If so, that explains the form of the integral.
 
statdad said:
Here

[tex] G^2=\int_0^{\infty}\frac{\mathcal{E}_2}{\mathcal{N }(\gamma+1)}\frac{1}{\overline{\gamma}}\text{e}^{-\gamma/\overline{\gamma}}\,d\gamma[/tex]

* Since the original expression was named [tex]G^2[/tex], this should be something like [tex]E[G^2][/tex] or [tex]\mu_{G^2}[/tex]

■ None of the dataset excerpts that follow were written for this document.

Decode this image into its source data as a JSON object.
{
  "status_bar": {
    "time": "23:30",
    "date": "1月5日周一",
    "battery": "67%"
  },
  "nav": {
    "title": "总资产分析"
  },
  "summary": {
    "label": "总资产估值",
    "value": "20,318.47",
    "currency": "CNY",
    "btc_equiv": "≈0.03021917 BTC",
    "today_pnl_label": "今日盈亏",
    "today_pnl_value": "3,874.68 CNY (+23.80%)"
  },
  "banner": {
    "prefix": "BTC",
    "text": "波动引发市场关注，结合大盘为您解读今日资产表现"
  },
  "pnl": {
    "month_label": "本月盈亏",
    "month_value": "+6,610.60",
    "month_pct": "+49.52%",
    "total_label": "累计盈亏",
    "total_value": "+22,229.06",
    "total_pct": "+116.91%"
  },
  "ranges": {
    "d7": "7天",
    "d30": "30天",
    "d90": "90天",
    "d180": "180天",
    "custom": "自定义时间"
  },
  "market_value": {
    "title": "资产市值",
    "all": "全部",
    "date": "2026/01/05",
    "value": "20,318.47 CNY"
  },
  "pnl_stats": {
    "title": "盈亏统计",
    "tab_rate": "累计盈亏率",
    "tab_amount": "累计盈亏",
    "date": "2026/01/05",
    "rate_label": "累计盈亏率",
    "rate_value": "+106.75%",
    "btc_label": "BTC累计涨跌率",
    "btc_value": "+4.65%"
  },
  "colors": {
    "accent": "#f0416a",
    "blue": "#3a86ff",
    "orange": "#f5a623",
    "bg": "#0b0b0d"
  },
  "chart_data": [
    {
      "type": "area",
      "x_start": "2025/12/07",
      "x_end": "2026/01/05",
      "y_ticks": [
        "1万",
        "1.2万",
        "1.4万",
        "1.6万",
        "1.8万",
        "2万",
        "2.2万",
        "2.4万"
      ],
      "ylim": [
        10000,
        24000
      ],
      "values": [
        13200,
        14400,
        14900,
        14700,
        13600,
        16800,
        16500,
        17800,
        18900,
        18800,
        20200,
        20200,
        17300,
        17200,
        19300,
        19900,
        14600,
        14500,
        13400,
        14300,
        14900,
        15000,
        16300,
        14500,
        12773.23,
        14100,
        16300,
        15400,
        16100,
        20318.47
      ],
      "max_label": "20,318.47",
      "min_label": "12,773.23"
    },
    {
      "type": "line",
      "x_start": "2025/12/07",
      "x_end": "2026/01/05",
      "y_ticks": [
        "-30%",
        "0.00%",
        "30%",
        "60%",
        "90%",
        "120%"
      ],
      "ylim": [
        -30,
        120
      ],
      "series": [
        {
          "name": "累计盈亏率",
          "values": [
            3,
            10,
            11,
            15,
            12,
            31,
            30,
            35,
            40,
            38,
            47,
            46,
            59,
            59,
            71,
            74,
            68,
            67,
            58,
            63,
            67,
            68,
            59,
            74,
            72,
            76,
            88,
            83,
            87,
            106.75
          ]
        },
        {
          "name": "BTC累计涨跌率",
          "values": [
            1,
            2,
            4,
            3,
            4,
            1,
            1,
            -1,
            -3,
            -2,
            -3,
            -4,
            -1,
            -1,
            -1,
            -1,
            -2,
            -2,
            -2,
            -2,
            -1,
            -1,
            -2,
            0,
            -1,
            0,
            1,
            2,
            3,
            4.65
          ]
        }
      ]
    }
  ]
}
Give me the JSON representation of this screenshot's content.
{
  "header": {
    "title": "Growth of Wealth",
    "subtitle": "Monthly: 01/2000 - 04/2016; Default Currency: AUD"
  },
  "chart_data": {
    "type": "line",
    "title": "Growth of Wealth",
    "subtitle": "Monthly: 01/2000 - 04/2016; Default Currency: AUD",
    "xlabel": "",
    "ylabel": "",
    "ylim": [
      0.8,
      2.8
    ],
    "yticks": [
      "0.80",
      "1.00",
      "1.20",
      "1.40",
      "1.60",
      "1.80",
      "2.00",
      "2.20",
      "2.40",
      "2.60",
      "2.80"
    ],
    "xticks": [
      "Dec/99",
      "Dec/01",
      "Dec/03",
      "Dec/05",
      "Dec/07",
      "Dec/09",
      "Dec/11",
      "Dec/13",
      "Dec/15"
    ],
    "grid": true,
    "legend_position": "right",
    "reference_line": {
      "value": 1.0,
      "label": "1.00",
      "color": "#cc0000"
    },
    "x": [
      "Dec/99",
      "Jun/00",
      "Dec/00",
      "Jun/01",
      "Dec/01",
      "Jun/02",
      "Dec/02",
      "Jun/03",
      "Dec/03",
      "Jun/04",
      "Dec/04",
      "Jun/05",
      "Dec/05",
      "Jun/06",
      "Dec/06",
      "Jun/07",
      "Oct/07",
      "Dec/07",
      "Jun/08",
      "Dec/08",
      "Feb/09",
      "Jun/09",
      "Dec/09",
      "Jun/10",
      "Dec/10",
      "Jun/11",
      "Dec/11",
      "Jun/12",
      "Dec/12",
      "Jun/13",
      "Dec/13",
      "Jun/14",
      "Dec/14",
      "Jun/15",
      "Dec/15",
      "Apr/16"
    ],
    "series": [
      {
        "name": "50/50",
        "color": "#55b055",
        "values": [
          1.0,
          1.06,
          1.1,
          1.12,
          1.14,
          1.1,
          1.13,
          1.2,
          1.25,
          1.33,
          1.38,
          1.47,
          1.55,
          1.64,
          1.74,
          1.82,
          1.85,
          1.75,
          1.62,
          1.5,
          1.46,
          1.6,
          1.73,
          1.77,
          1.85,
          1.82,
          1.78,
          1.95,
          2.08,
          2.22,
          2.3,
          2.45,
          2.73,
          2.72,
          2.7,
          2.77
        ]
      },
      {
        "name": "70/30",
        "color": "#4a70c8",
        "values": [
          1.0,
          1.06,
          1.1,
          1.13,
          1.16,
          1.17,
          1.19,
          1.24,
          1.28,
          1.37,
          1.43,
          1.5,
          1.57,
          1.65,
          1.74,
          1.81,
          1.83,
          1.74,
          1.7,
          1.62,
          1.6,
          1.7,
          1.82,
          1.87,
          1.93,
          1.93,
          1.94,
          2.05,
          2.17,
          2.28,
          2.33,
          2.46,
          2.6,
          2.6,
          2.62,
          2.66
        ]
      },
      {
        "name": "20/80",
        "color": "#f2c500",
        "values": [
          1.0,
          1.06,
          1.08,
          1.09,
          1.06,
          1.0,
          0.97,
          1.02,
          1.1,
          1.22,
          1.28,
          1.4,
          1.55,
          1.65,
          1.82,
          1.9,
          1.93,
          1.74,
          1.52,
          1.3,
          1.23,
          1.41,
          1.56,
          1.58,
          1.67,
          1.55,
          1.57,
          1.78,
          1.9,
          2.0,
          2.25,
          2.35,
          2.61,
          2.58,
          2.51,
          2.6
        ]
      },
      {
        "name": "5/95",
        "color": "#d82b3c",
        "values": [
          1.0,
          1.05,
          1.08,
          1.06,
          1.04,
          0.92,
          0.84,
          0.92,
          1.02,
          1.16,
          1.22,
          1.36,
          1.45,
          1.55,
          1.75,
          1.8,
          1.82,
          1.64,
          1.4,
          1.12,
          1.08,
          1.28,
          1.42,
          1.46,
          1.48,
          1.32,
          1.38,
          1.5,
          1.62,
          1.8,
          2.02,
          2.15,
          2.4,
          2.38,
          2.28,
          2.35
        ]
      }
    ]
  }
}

* It appears that the variable of integration is [tex]\gamma[/tex] and [tex]\overline \gamma[/tex] refers to the mean of the exponential distribution. With the form of the denominator in the integral, it does appear that either the constant from the initial expression is missing, or that it was incorrectly typed : could it be that the expression was supposed to be

[tex] G^2 = \frac{\mathcal{E}_2}{\mathcal{N}\alpha + \mathcal{N}} = \frac{\mathcal{E}_2}{\mathcal{N}\left( \alpha + 1 \right)} \, \text{\huge{?}}[/tex]

If so, that explains the form of the integral.

I am sorry, I was wrong, it says that:

[tex]G^2=E_{\alpha}\left[\frac{\mathcal{E}_2}{\mathcal{E}_1\,\alpha+\mathcal{N}}\right][/tex]

where [tex]E_X[.][/tex] is the expectation operator. Anyway, the authors has the aforementioned integral evaluated as:

[tex]G^2=\frac{\mathcal{E}_2}{\mathcal{E}_1\,\Omega_1}\,\text{e}^{1/\overline{\gamma}}\,E_1\left(\frac{1}{\overline{\gamma}}\right)[/tex]

where [tex]\overline{\gamma}=\frac{\Omega_1\,\mathcal{E}_1}{\mathcal{N}}[/tex], and [tex]E_1(.)[/tex] is the exponential integral. The final result is consistent with the integration, so, this removes any doubt about typos, doesn't it?
 
So, your post was the typo? doesn't matter, as long as the confusion is cleared up for you. glad you got to the bottom of it.
 
statdad said:
So, your post was the typo? doesn't matter, as long as the confusion is cleared up for you. glad you got to the bottom of it.

No, I posted what they wrote, except the expectation operator that I forgot. What I meant is that it is unlikely that the authors continue on typos. So, the matter is still stucked for me. I don't know what is the missing part in their solution.